The treated rainwater flows through a manifold of selection valves used to manually shift the source from rainwater to utility water or back, for any or all of three subsystems: toilets and hose bibs, showers and lavatories, and a dedicated kitchen spigot, according to rainwater availability. When rainwater is plentiful, no utility water is consumed. As cistern levels decline during the relatively dry season, rainwater is reserved for human consumption. When cistern levels drop to approximately 1,000 gal, utility water is used for all purposes except for the dedicated kitchen spigot.
Costs & Projections
The system’s initial fixed material and labor costs totaled $13,186. The annual costs of filters, a new UV bulb, electricity consumed and an estimate for unscheduled maintenance totaled $531, while the cost of water was zero. This was compared with the upfront utility water meter cost of $3,750, fixed costs in the monthly water bill and water cost of $5.75 per 1,000 gal. The end-of-study (12th year since commissioning) cost of treated rainwater was $0.0349 per gallon compared with utility water’s $0.023. The cost for both is projected to be $0.0186 per gallon in the system’s 25th year.

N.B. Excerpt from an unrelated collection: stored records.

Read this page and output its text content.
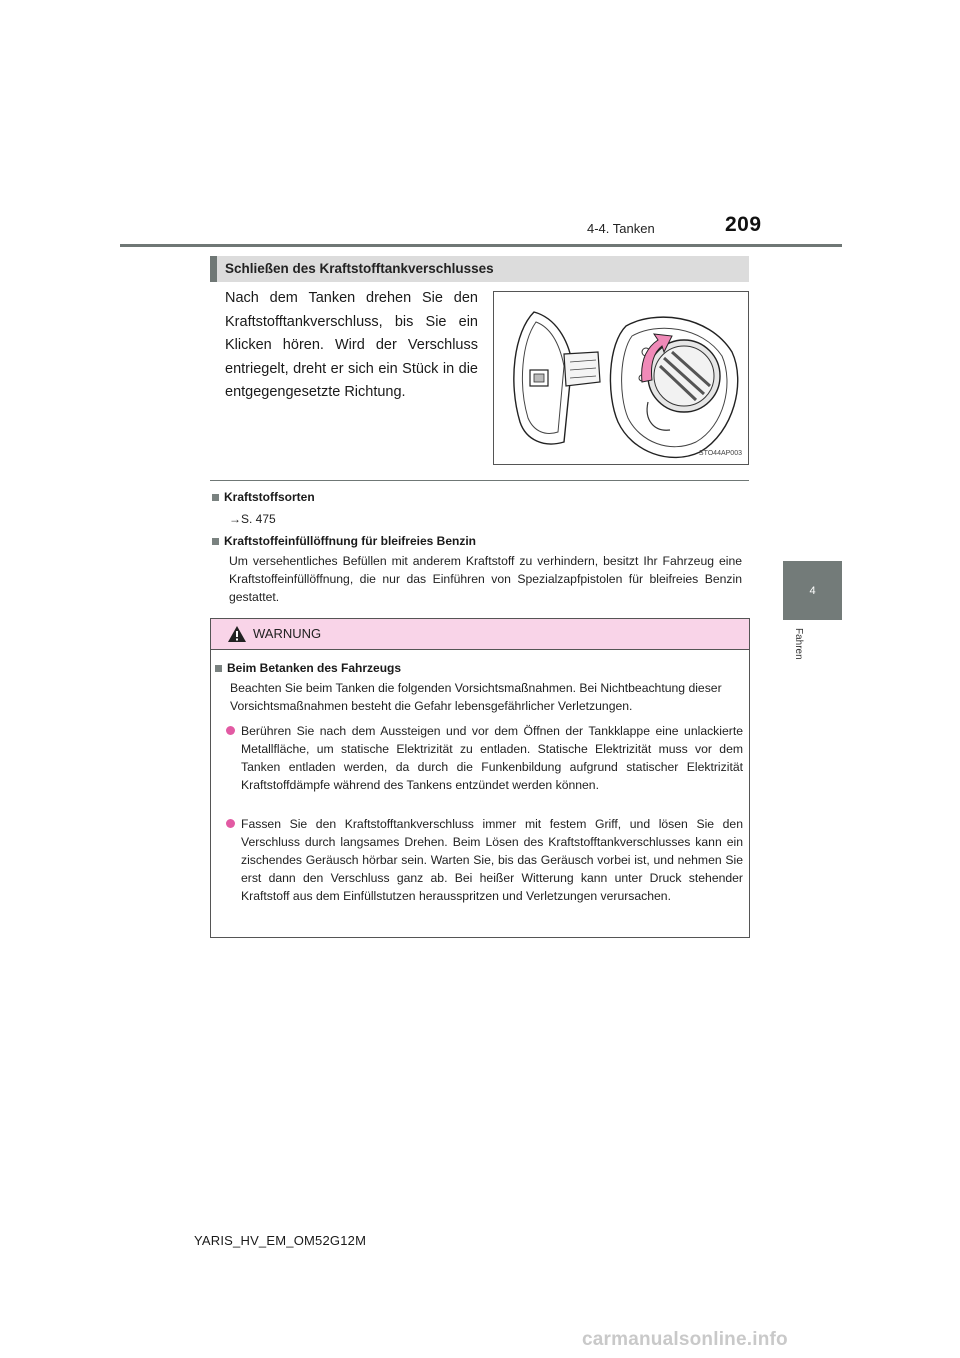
4-4. Tanken	209
4
Fahren
Schließen des Kraftstofftankverschlusses
Nach dem Tanken drehen Sie den Kraftstofftankverschluss, bis Sie ein Klicken hören. Wird der Verschluss entriegelt, dreht er sich ein Stück in die entgegengesetzte Richtung.
STO44AP003
Kraftstoffsorten
→S. 475
Kraftstoffeinfüllöffnung für bleifreies Benzin
Um versehentliches Befüllen mit anderem Kraftstoff zu verhindern, besitzt Ihr Fahrzeug eine Kraftstoffeinfüllöffnung, die nur das Einführen von Spezialzapfpistolen für bleifreies Benzin gestattet.
WARNUNG
Beim Betanken des Fahrzeugs
Beachten Sie beim Tanken die folgenden Vorsichtsmaßnahmen. Bei Nichtbeachtung dieser Vorsichtsmaßnahmen besteht die Gefahr lebensgefährlicher Verletzungen.
Berühren Sie nach dem Aussteigen und vor dem Öffnen der Tankklappe eine unlackierte Metallfläche, um statische Elektrizität zu entladen. Statische Elektrizität muss vor dem Tanken entladen werden, da durch die Funkenbildung aufgrund statischer Elektrizität Kraftstoffdämpfe während des Tankens entzündet werden können.
Fassen Sie den Kraftstofftankverschluss immer mit festem Griff, und lösen Sie den Verschluss durch langsames Drehen. Beim Lösen des Kraftstofftankverschlusses kann ein zischendes Geräusch hörbar sein. Warten Sie, bis das Geräusch vorbei ist, und nehmen Sie erst dann den Verschluss ganz ab. Bei heißer Witterung kann unter Druck stehender Kraftstoff aus dem Einfüllstutzen herausspritzen und Verletzungen verursachen.
YARIS_HV_EM_OM52G12M
carmanualsonline.info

Beyond the 25th year, in this estimation, the cost of treated rainwater will be less than utility water. Because the upfront costs for a rainwater system are likely to be greater than the upfront costs for utility water, but even inexpensive utility water costs more than free rainwater, a durable rainwater system will deliver less expensive water after the upfront cost differential has been offset by harvesting greater quantities of free rainwater. A less expensive rainwater harvesting system or more expensive utility water thus would deliver a quicker return on investment (ROI).
Beyond simple ROI calculations, other factors that could affect broader value comparisons are unpredicted maintenance costs, central sewer savings, net present value calculations, rebates, utility water rate increases, a rainwater system lifespan of more (or less) than 30 years, and storm water runoff avoided costs. For some, the quality and security of water delivered by an onsite rainwater harvesting system provides compelling, albeit unquantifiable, benefits.